BANGOR, Maine — Beal University graduates three cohorts of nursing students every year, which totals about 100 students. That number will increase in January as the school expands to a Wilton campus.
The curriculum will be an exact copy of what is taught in Bangor, according to Dean of Nursing Dr. Colleen Koob. The new facility will have three classrooms, virtual teaching options, and a full-fundamental skills lab with 10 beds.
“We all know there’s a bit of a nursing shortage and COVID has truly highlighted that," Koob said.
The students at Beal have been doing their part to fill the shortage over the past year as the accelerated degree program, which will be offered at both campuses, takes 18 months or less to be completed.
A big focus in nursing school is in-person clinical hours where students work at hospitals a few times a week. COVID restrictions have limited some of those hours. But even before pandemic setbacks, Koob said many nursing schools would only send students to larger hospitals in Maine.
“But nobody’s using Rumford Hospital [or] Franklin Memorial as clinical sites," Koob added.
That was one reason Beal decided to expand westward. The current state of COVID is affecting every hospital in Maine, according to public health officials like Dr. Dora Mills of MaineHealth and Dr. Nirav Shah of the Maine Center for Disease Control and Prevention. So, those rural hospitals need staffing help too.
Koob said she had experience working and teaching at hospitals in rural Maine and said it is a great spot for new nurses to find their footing in their careers. But she did offer advice to nurses looking for their first job in Maine.
“Because jobs are plenty out there, find the one that fits you — your style of nursing, but also your personality," Koob said.

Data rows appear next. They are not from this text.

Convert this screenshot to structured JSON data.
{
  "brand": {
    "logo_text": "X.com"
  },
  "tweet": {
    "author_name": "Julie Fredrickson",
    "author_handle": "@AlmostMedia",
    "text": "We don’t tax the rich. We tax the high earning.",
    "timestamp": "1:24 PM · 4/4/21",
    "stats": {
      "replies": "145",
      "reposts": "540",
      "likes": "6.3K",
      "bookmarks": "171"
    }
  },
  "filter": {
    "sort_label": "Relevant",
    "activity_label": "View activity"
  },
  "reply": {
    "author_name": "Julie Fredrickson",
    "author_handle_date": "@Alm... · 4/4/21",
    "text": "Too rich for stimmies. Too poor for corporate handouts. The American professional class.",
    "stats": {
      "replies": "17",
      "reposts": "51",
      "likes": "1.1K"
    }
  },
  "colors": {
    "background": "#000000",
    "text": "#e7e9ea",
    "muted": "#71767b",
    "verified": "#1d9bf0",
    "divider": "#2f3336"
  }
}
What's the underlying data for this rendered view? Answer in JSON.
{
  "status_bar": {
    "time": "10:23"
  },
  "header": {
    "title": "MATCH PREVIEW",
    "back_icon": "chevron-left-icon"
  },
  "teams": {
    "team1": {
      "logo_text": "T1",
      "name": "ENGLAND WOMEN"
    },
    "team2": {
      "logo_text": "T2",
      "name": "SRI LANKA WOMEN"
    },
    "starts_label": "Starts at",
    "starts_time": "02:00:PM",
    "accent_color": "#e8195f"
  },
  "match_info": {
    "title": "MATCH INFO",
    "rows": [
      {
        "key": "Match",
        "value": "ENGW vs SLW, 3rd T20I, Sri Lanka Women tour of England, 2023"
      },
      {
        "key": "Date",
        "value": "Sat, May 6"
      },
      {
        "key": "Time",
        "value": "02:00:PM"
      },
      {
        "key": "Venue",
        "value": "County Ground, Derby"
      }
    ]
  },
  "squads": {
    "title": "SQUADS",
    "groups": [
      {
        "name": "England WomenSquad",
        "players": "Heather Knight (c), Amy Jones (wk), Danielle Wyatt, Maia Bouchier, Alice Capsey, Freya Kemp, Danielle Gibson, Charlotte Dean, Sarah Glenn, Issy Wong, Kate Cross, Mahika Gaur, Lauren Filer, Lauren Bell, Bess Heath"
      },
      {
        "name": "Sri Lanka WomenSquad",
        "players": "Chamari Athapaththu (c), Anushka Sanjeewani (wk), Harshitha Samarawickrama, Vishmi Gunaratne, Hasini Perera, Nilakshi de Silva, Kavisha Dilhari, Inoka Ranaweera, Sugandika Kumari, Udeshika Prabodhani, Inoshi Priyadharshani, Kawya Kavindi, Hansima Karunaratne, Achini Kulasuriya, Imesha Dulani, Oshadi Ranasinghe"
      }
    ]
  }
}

Welcoming and training new nurses is part of Deb Sanford's job at Northern Light Eastern Maine Medical Center in Bangor. The vice president of Nursing and Patient Services and said all nurses with less than six months of experience go through a 12-month residency program.
“It takes them from that novice [nurse], to an advanced beginner, to proficiency," Sanford said.
Because of COVID, the orientation program was adapted multiple times. Sanford found that several new nurses, like recent Beal graduates, did not have a lot of hands-on training in college, so that was something her staff wanted to address.
“But they’ve come with excitement and really want to make a difference," she said.
Northern Light Eastern Maine Medical Center also offers training programs for local nursing students during winter school break and the first summer after they graduate to help get them up to speed and replenish the workforce that has dealt with shortages for decades.
Beal University is already accepting students for its Wilton campus.